Monday, September 1, 2014

How I spent my Labor Day vacation

Last night I was awoken at 1am to the familiar sounds of my daughter fussing. For those of you who know us, Joel and I seemed to have bred an energetic spitfire who doesn't take to sleeping on her own. Yes, I have tried that and no it did not work.

The funny thing is, I was rejoicing because she had slept from 7:30pm to 1am, the longest stretch I have gotten in a few weeks. Imagine my surprise when I was met with every bodily fluid- we had to change pajamas twice. How nice.

Of course, being the nervous mom that I am, I was terrified that she would puke again and I, in my sleep deprived stupor, would not hear it. So naturally, I kick Joel out of bed and make a baby safe area for her to cuddle up sweetly as she drifted off to sleep in the arms of her loving mother. 

Well, that was the plan.

Instead what happened was no less than 2 hours of Crazy Baby climbing all over me, kicking me in the chest, and literally jumping on the bed. 

Some of you know I used to sleep with her. For three months straight she slept upright on my chest, easing what I now know to be common colic. In month four, I returned to work and she slept in the crook of my arm, which sounds idyllic when Dr. Sears describes it but was a nightly battle to make sure I didn't lose circulation to my fingers. 

I remember wistfully thinking of the day when she would no longer want to cuddle, reminding myself that "The days are long but the years are short." That day came approximate five months ago. This kid wants her freedom. 

So, at 3:45 in the morning, I relented and set her down in her crib, where she slept for the next 3.5 hours until something deadly escaped into her diaper.

Needless to say, we both got showers this morning.

As I was typing this, my daughter was allowed to eat apple snack sticks (read: sugar coated apple flavored chips) for breakfast because shut up. That's why.
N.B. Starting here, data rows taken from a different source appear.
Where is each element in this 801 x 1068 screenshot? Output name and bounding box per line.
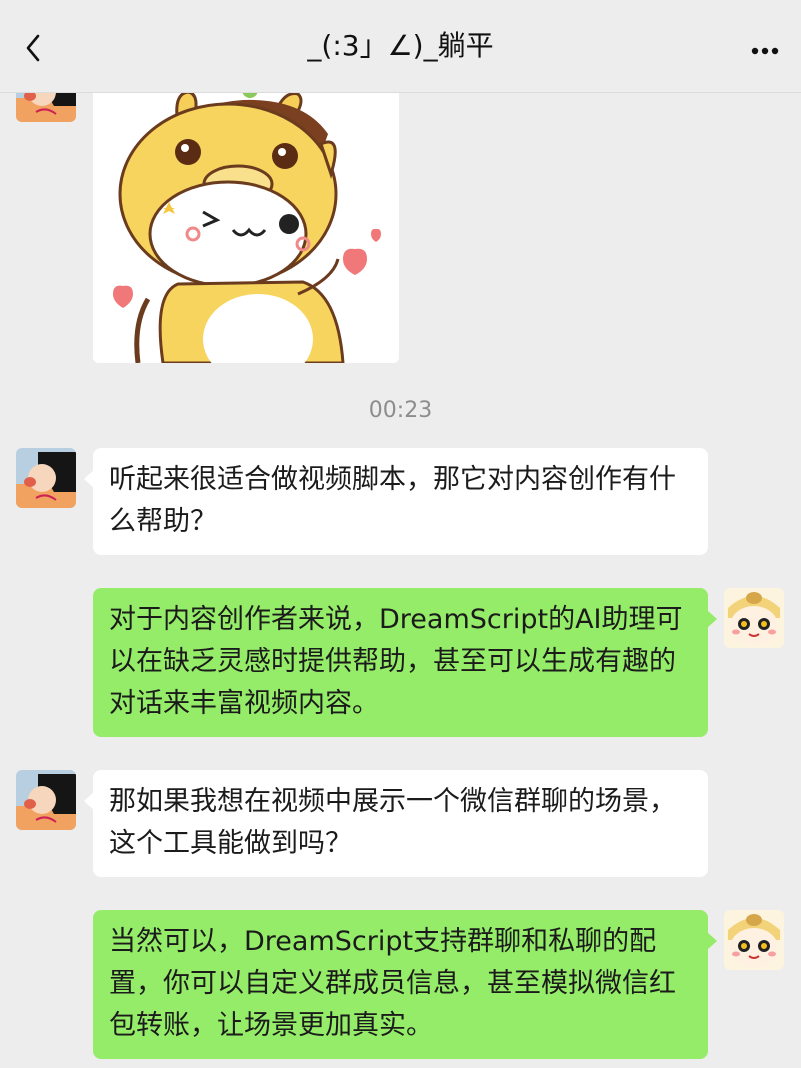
friend-avatar[interactable]: [16, 770, 76, 830]
friend-avatar[interactable]: [16, 92, 76, 122]
more-button[interactable]: [745, 30, 785, 66]
bubble-tail: [84, 792, 94, 810]
my-avatar[interactable]: [724, 910, 784, 970]
giraffe-cat-sticker-icon: [93, 92, 399, 363]
message-bubble[interactable]: 对于内容创作者来说，DreamScript的AI助理可以在缺乏灵感时提供帮助，甚…: [93, 588, 717, 737]
more-horizontal-icon: [751, 47, 779, 55]
friend-avatar[interactable]: [16, 448, 76, 508]
chat-message-list[interactable]: 00:23 听起来很适合做视频脚本，那它对内容创作有什么帮助？ 对于内容创作者来…: [0, 92, 801, 1068]
sticker-image[interactable]: [93, 92, 399, 363]
my-avatar-icon: [724, 588, 784, 648]
message-bubble[interactable]: 那如果我想在视频中展示一个微信群聊的场景，这个工具能做到吗？: [84, 770, 708, 877]
chat-title: _(:3」∠)_躺平: [307, 29, 494, 62]
bubble-tail: [707, 610, 717, 628]
bubble-tail: [84, 470, 94, 488]
message-text: 那如果我想在视频中展示一个微信群聊的场景，这个工具能做到吗？: [109, 786, 676, 859]
friend-avatar-icon: [16, 448, 76, 508]
bubble-tail: [707, 932, 717, 950]
my-avatar[interactable]: [724, 588, 784, 648]
message-bubble[interactable]: 听起来很适合做视频脚本，那它对内容创作有什么帮助？: [84, 448, 708, 555]
message-text: 当然可以，DreamScript支持群聊和私聊的配置，你可以自定义群成员信息，甚…: [109, 926, 676, 1041]
my-avatar-icon: [724, 910, 784, 970]
message-bubble[interactable]: 当然可以，DreamScript支持群聊和私聊的配置，你可以自定义群成员信息，甚…: [93, 910, 717, 1059]
friend-avatar-icon: [16, 92, 76, 122]
timestamp: 00:23: [368, 398, 433, 423]
message-text: 听起来很适合做视频脚本，那它对内容创作有什么帮助？: [109, 464, 676, 537]
chat-header: _(:3」∠)_躺平: [0, 0, 801, 93]
message-text: 对于内容创作者来说，DreamScript的AI助理可以在缺乏灵感时提供帮助，甚…: [109, 604, 683, 719]
friend-avatar-icon: [16, 770, 76, 830]
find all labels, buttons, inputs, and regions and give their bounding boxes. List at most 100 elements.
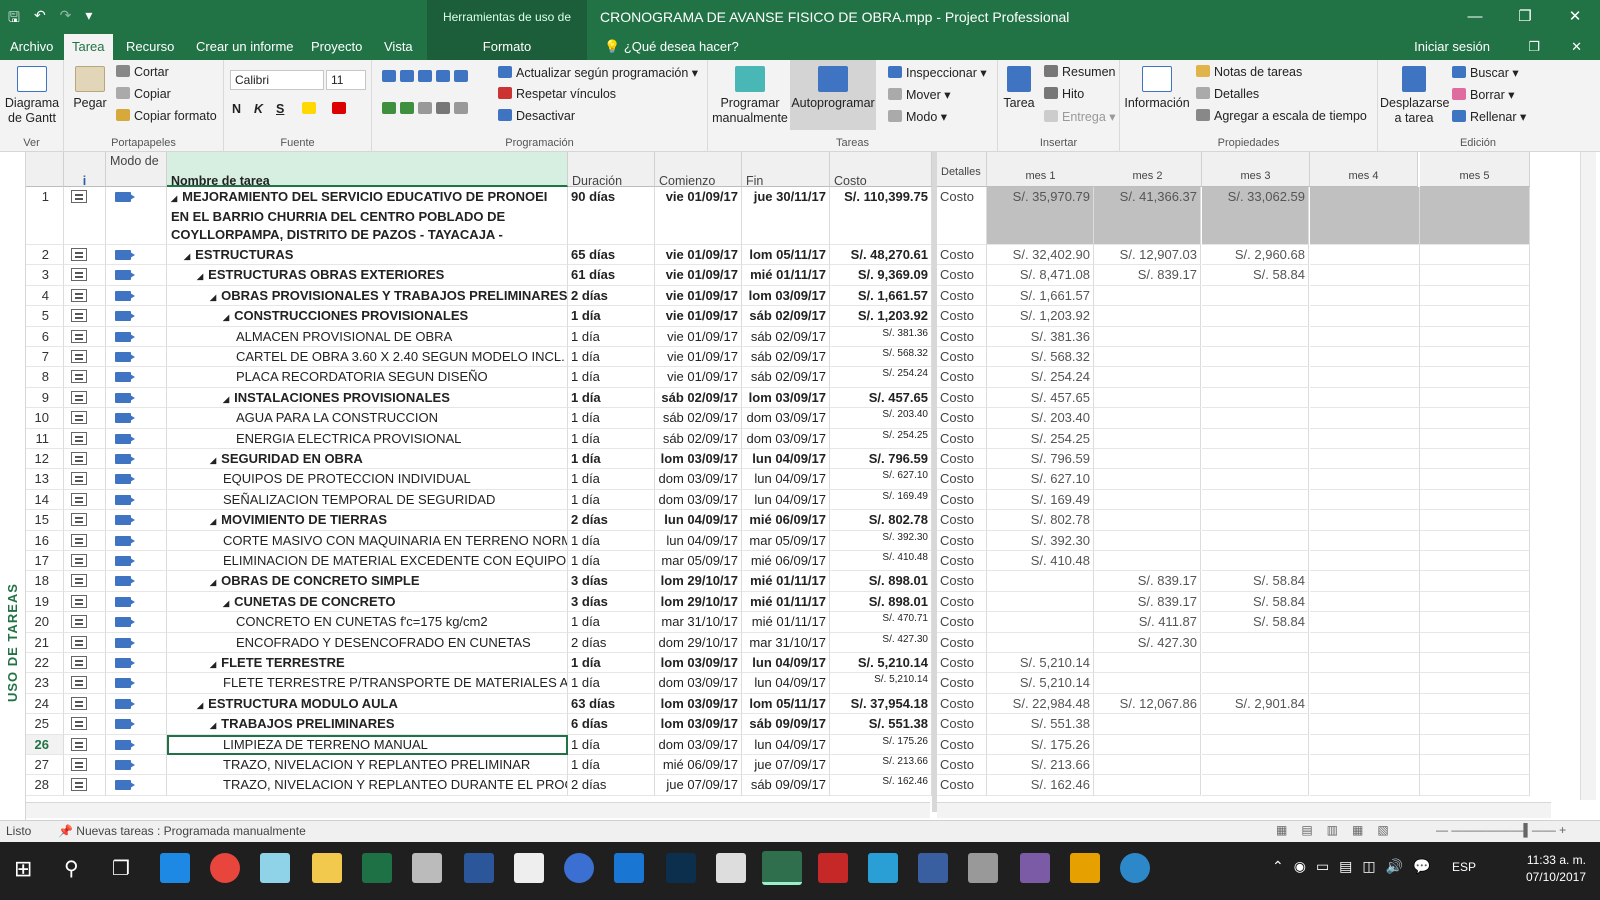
task-type-cell[interactable]	[64, 306, 106, 327]
month-cost-cell[interactable]	[1202, 530, 1309, 551]
month-cost-cell[interactable]	[1310, 408, 1420, 429]
duration-cell[interactable]: 1 día	[568, 367, 655, 388]
system-tray-icons[interactable]: ⌃◉▭▤◫🔊💬	[1272, 858, 1441, 875]
finish-cell[interactable]: lun 04/09/17	[742, 469, 830, 490]
task-mode-cell[interactable]	[106, 367, 167, 388]
excel-icon[interactable]	[362, 853, 392, 883]
month-cost-cell[interactable]	[1202, 408, 1309, 429]
month-cost-cell[interactable]	[1420, 673, 1530, 694]
month-cost-cell[interactable]	[1202, 449, 1309, 470]
task-name-cell[interactable]: TRAZO, NIVELACION Y REPLANTEO PRELIMINAR	[167, 755, 568, 776]
month-cost-cell[interactable]	[1202, 714, 1309, 735]
add-timeline-button[interactable]: Agregar a escala de tiempo	[1196, 109, 1367, 123]
duration-cell[interactable]: 1 día	[568, 428, 655, 449]
collapse-triangle-icon[interactable]: ◢	[184, 252, 190, 261]
task-mode-cell[interactable]	[106, 347, 167, 368]
task-mode-cell[interactable]	[106, 714, 167, 735]
start-cell[interactable]: vie 01/09/17	[655, 265, 742, 286]
month-cost-cell[interactable]	[1094, 489, 1201, 511]
month-cost-cell[interactable]	[1310, 245, 1420, 266]
task-mode-cell[interactable]	[106, 612, 167, 633]
month-cost-cell[interactable]	[987, 632, 1094, 653]
month-cost-cell[interactable]	[1202, 755, 1309, 776]
task-name-cell[interactable]: ◢ ESTRUCTURA MODULO AULA	[167, 693, 568, 715]
task-type-cell[interactable]	[64, 714, 106, 735]
finish-cell[interactable]: sáb 09/09/17	[742, 714, 830, 735]
font-color-button[interactable]	[332, 102, 350, 116]
cost-cell[interactable]: S/. 5,210.14	[830, 673, 932, 694]
start-cell[interactable]: sáb 02/09/17	[655, 408, 742, 429]
row-number[interactable]: 4	[26, 285, 64, 307]
project-taskbar-icon[interactable]	[762, 851, 802, 885]
duration-cell[interactable]: 1 día	[568, 469, 655, 490]
task-type-cell[interactable]	[64, 367, 106, 388]
start-cell[interactable]: vie 01/09/17	[655, 367, 742, 388]
month-cost-cell[interactable]	[1420, 734, 1530, 755]
month-cost-cell[interactable]	[1094, 326, 1201, 347]
cost-cell[interactable]: S/. 162.46	[830, 775, 932, 796]
task-name-cell[interactable]: SEÑALIZACION TEMPORAL DE SEGURIDAD	[167, 489, 568, 511]
cost-cell[interactable]: S/. 568.32	[830, 347, 932, 368]
month-cost-cell[interactable]	[1094, 673, 1201, 694]
row-number[interactable]: 13	[26, 469, 64, 490]
new-tasks-mode[interactable]: 📌 Nuevas tareas : Programada manualmente	[58, 824, 306, 838]
month-cost-cell[interactable]: S/. 2,960.68	[1202, 245, 1309, 266]
header-row-number[interactable]	[26, 152, 64, 187]
timephased-horizontal-scrollbar[interactable]	[937, 802, 1551, 818]
task-name-cell[interactable]: AGUA PARA LA CONSTRUCCION	[167, 408, 568, 429]
header-duracion[interactable]: Duración	[568, 152, 655, 187]
customize-toolbar-icon[interactable]: ▾	[85, 7, 92, 31]
details-button[interactable]: Detalles	[1196, 87, 1259, 101]
month-cost-cell[interactable]	[1420, 632, 1530, 653]
task-mode-cell[interactable]	[106, 734, 167, 755]
month-cost-cell[interactable]: S/. 627.10	[987, 469, 1094, 490]
task-type-cell[interactable]	[64, 653, 106, 674]
month-cost-cell[interactable]	[1202, 510, 1309, 531]
task-notes-button[interactable]: Notas de tareas	[1196, 65, 1302, 79]
cost-cell[interactable]: S/. 898.01	[830, 571, 932, 592]
paste-button[interactable]: Pegar	[70, 66, 110, 111]
tab-recurso[interactable]: Recurso	[118, 34, 182, 60]
month-cost-cell[interactable]	[1310, 489, 1420, 511]
start-cell[interactable]: dom 03/09/17	[655, 489, 742, 511]
underline-button[interactable]: S	[276, 102, 284, 116]
month-cost-cell[interactable]: S/. 839.17	[1094, 265, 1201, 286]
finish-cell[interactable]: dom 03/09/17	[742, 408, 830, 429]
month-cost-cell[interactable]: S/. 5,210.14	[987, 653, 1094, 674]
row-number[interactable]: 22	[26, 653, 64, 674]
cost-cell[interactable]: S/. 203.40	[830, 408, 932, 429]
header-nombre[interactable]: Nombre de tarea	[167, 152, 568, 187]
collapse-triangle-icon[interactable]: ◢	[197, 701, 203, 710]
task-name-cell[interactable]: ENERGIA ELECTRICA PROVISIONAL	[167, 428, 568, 449]
highlight-color-button[interactable]	[302, 102, 320, 116]
task-mode-cell[interactable]	[106, 265, 167, 286]
month-cost-cell[interactable]	[1094, 449, 1201, 470]
task-type-cell[interactable]	[64, 285, 106, 307]
task-type-cell[interactable]	[64, 387, 106, 409]
finish-cell[interactable]: sáb 02/09/17	[742, 367, 830, 388]
month-cost-cell[interactable]	[1420, 653, 1530, 674]
start-cell[interactable]: lun 04/09/17	[655, 530, 742, 551]
fill-button[interactable]: Rellenar ▾	[1452, 109, 1526, 124]
insert-task-button[interactable]: Tarea	[1000, 66, 1038, 111]
month-cost-cell[interactable]: S/. 33,062.59	[1202, 187, 1309, 245]
start-cell[interactable]: dom 29/10/17	[655, 632, 742, 653]
task-mode-cell[interactable]	[106, 632, 167, 653]
pane-divider[interactable]	[932, 152, 937, 812]
autocad-icon[interactable]	[818, 853, 848, 883]
gantt-view-button[interactable]: Diagrama de Gantt	[2, 66, 62, 126]
month-cost-cell[interactable]: S/. 410.48	[987, 551, 1094, 572]
month-cost-cell[interactable]	[1420, 367, 1530, 388]
task-name-cell[interactable]: TRAZO, NIVELACION Y REPLANTEO DURANTE EL…	[167, 775, 568, 796]
month-cost-cell[interactable]	[1420, 285, 1530, 307]
tab-formato[interactable]: Formato	[427, 34, 587, 60]
duration-cell[interactable]: 3 días	[568, 591, 655, 613]
close-button[interactable]: ✕	[1550, 0, 1600, 34]
cost-cell[interactable]: S/. 410.48	[830, 551, 932, 572]
month-cost-cell[interactable]: S/. 5,210.14	[987, 673, 1094, 694]
collapse-triangle-icon[interactable]: ◢	[197, 272, 203, 281]
month-cost-cell[interactable]: S/. 41,366.37	[1094, 187, 1201, 245]
month-cost-cell[interactable]	[1420, 591, 1530, 613]
task-mode-cell[interactable]	[106, 306, 167, 327]
task-type-cell[interactable]	[64, 187, 106, 245]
And to top it all off, I spilled coffee onto our beige couch, thus presenting the current dilemma: 
Do I spot clean that area, leaving the rest of the couch to look dingier by comparison, or do I leave said coffee stain in hopes people will think there is a permanent shadow on our couch?
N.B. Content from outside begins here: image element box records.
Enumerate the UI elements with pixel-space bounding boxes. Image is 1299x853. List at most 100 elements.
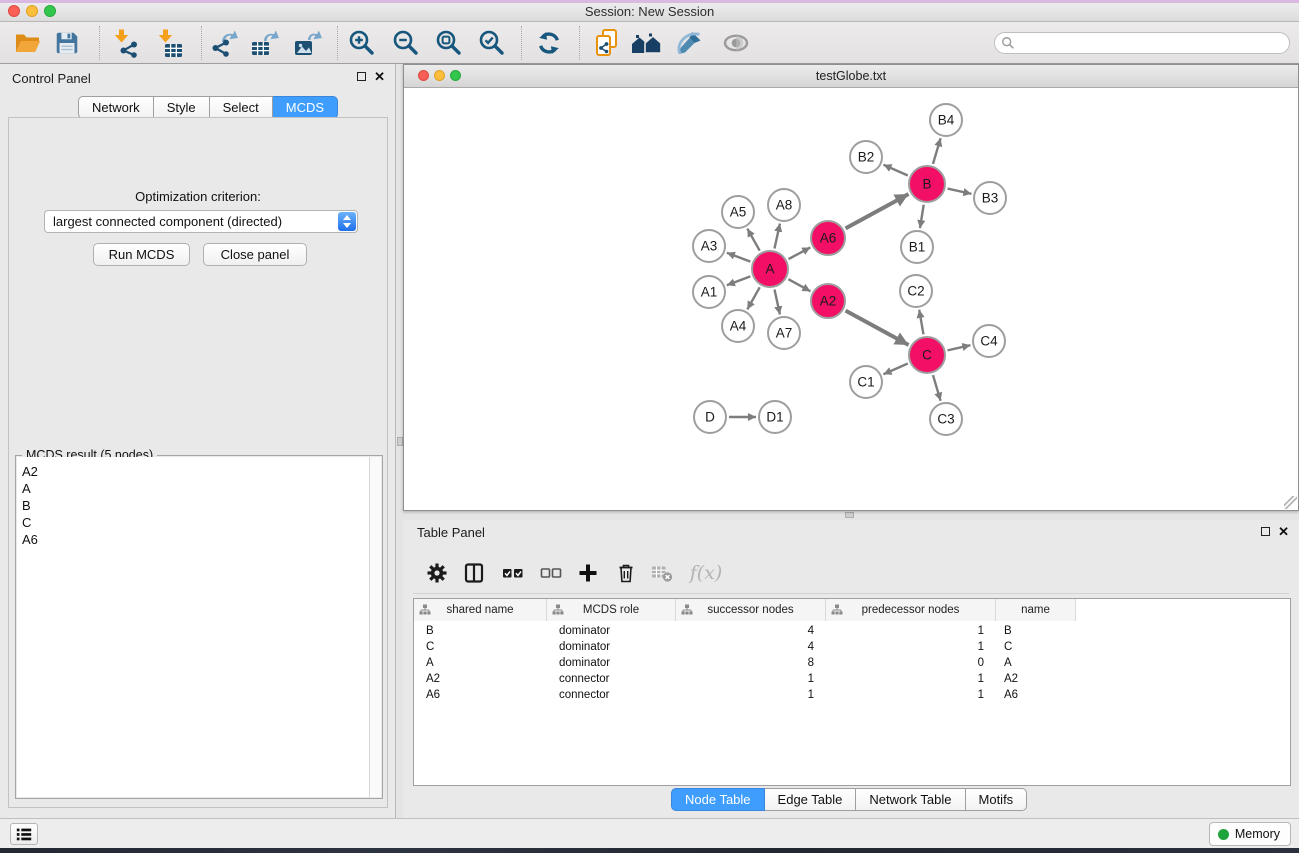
import-table-icon[interactable] (152, 27, 186, 59)
graph-edge-A-A7[interactable] (774, 290, 779, 315)
graph-edge-A-A6[interactable] (789, 247, 811, 259)
cyndex-browser-icon[interactable] (630, 27, 664, 59)
network-canvas[interactable]: B4B2BB3A5A8A6A3AB1A1A2C2A4A7C4CC1DD1C3 (404, 88, 1298, 510)
table-settings-gear-icon[interactable] (423, 560, 451, 586)
table-cell: 8 (676, 655, 826, 671)
table-cell: 1 (826, 623, 996, 639)
close-table-panel-icon[interactable]: ✕ (1278, 526, 1289, 537)
zoom-in-icon[interactable] (345, 27, 379, 59)
graph-edge-A6-B[interactable] (846, 194, 909, 228)
close-panel-button[interactable]: Close panel (203, 243, 307, 266)
graph-edge-B-B4[interactable] (933, 138, 941, 164)
tab-edge-table[interactable]: Edge Table (765, 788, 857, 811)
table-cell: A6 (996, 687, 1076, 703)
graph-edge-B-B1[interactable] (920, 205, 924, 228)
graph-edge-A-A2[interactable] (788, 279, 810, 291)
graph-edge-C-C1[interactable] (883, 363, 907, 374)
show-preview-eye-icon[interactable] (719, 27, 753, 59)
column-type-icon (552, 604, 564, 615)
column-visibility-icon[interactable] (460, 560, 488, 586)
graph-node-label: B4 (938, 113, 955, 128)
desktop-background-strip (0, 848, 1299, 853)
graph-edge-A2-C[interactable] (846, 311, 909, 345)
delete-column-trash-icon[interactable] (612, 560, 640, 586)
table-row[interactable]: A2connector11A2 (414, 671, 1076, 687)
graph-edge-A-A1[interactable] (727, 276, 751, 285)
graph-node-label: B2 (858, 150, 875, 165)
add-column-icon[interactable] (574, 560, 602, 586)
save-session-icon[interactable] (50, 27, 84, 59)
graph-edge-B-B2[interactable] (883, 165, 907, 176)
table-cell: 4 (676, 639, 826, 655)
select-stepper-icon (338, 212, 356, 231)
memory-label: Memory (1235, 827, 1280, 841)
window-resize-grip[interactable] (1284, 496, 1297, 509)
tab-select[interactable]: Select (210, 96, 273, 119)
show-panels-list-button[interactable] (10, 823, 38, 845)
float-panel-icon[interactable] (357, 72, 366, 81)
zoom-selected-icon[interactable] (475, 27, 509, 59)
optimization-select[interactable]: largest connected component (directed) (44, 210, 358, 233)
table-cell: A (414, 655, 547, 671)
graph-edge-A-A4[interactable] (747, 287, 759, 309)
table-row[interactable]: Cdominator41C (414, 639, 1076, 655)
graph-edge-B-B3[interactable] (947, 189, 971, 194)
zoom-out-icon[interactable] (389, 27, 423, 59)
tab-node-table[interactable]: Node Table (671, 788, 765, 811)
result-scrollbar[interactable] (369, 457, 381, 797)
column-header-name[interactable]: name (996, 599, 1076, 621)
tab-style[interactable]: Style (154, 96, 210, 119)
network-view-window: testGlobe.txt B4B2BB3A5A8A6A3AB1A1A2C2A4… (403, 64, 1299, 511)
tab-network[interactable]: Network (78, 96, 154, 119)
horizontal-splitter-grip[interactable] (845, 512, 854, 518)
delete-table-icon[interactable] (648, 560, 676, 586)
close-panel-icon[interactable]: ✕ (374, 71, 385, 82)
graph-edge-C-C2[interactable] (919, 310, 923, 335)
mcds-result-item[interactable]: A6 (17, 531, 369, 548)
table-cell: 1 (676, 687, 826, 703)
graph-edge-A-A8[interactable] (774, 224, 779, 249)
graph-edge-C-C4[interactable] (947, 345, 970, 350)
graph-edge-A-A5[interactable] (747, 229, 759, 251)
graph-node-label: D1 (766, 410, 783, 425)
run-mcds-button[interactable]: Run MCDS (93, 243, 190, 266)
float-table-panel-icon[interactable] (1261, 527, 1270, 536)
column-header-MCDS-role[interactable]: MCDS role (547, 599, 676, 621)
hide-graphics-details-icon[interactable] (673, 27, 707, 59)
column-header-predecessor-nodes[interactable]: predecessor nodes (826, 599, 996, 621)
clone-network-icon[interactable] (590, 27, 624, 59)
open-session-icon[interactable] (11, 27, 45, 59)
table-cell: dominator (547, 655, 676, 671)
table-row[interactable]: Bdominator41B (414, 623, 1076, 639)
table-row[interactable]: A6connector11A6 (414, 687, 1076, 703)
column-header-shared-name[interactable]: shared name (414, 599, 547, 621)
export-network-icon[interactable] (207, 27, 241, 59)
control-panel-tabs: NetworkStyleSelectMCDS (78, 96, 338, 119)
search-input[interactable] (1015, 35, 1289, 51)
function-builder-icon[interactable]: f(x) (686, 560, 726, 586)
mcds-result-item[interactable]: C (17, 514, 369, 531)
mcds-result-item[interactable]: A (17, 480, 369, 497)
table-cell: C (414, 639, 547, 655)
unselect-all-rows-icon[interactable] (537, 560, 565, 586)
graph-edge-A-A3[interactable] (727, 253, 751, 262)
import-network-icon[interactable] (108, 27, 142, 59)
tab-network-table[interactable]: Network Table (856, 788, 965, 811)
tab-mcds[interactable]: MCDS (273, 96, 338, 119)
graph-edge-C-C3[interactable] (933, 375, 941, 401)
table-cell: B (414, 623, 547, 639)
tab-motifs[interactable]: Motifs (966, 788, 1028, 811)
table-row[interactable]: Adominator80A (414, 655, 1076, 671)
toolbar-separator (201, 26, 202, 60)
zoom-fit-icon[interactable] (432, 27, 466, 59)
mcds-result-item[interactable]: B (17, 497, 369, 514)
table-toolbar: f(x) (413, 552, 1289, 594)
export-table-icon[interactable] (248, 27, 282, 59)
refresh-layout-icon[interactable] (532, 27, 566, 59)
export-image-icon[interactable] (291, 27, 325, 59)
memory-button[interactable]: Memory (1209, 822, 1291, 846)
mcds-result-item[interactable]: A2 (17, 463, 369, 480)
mcds-result-list: A2ABCA6 (17, 457, 369, 797)
column-header-successor-nodes[interactable]: successor nodes (676, 599, 826, 621)
select-all-rows-icon[interactable] (499, 560, 527, 586)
Today was supposed to be a date day for Joel and I. We don't get out much and I can count on one hand the times the two of us have been on a date in the last year. We carve out time here and there, but with the two of us working and in grad school, it's not so easy.

On this Labor Day, I want to acknowledge all those mamas out there who are covered in puke, folding their third load of laundry this morning, and succumbing to the sweet silence that an episode of Curious George can bring. 

We may not get a day off today, but...

I don't have advice. I just have commiseration.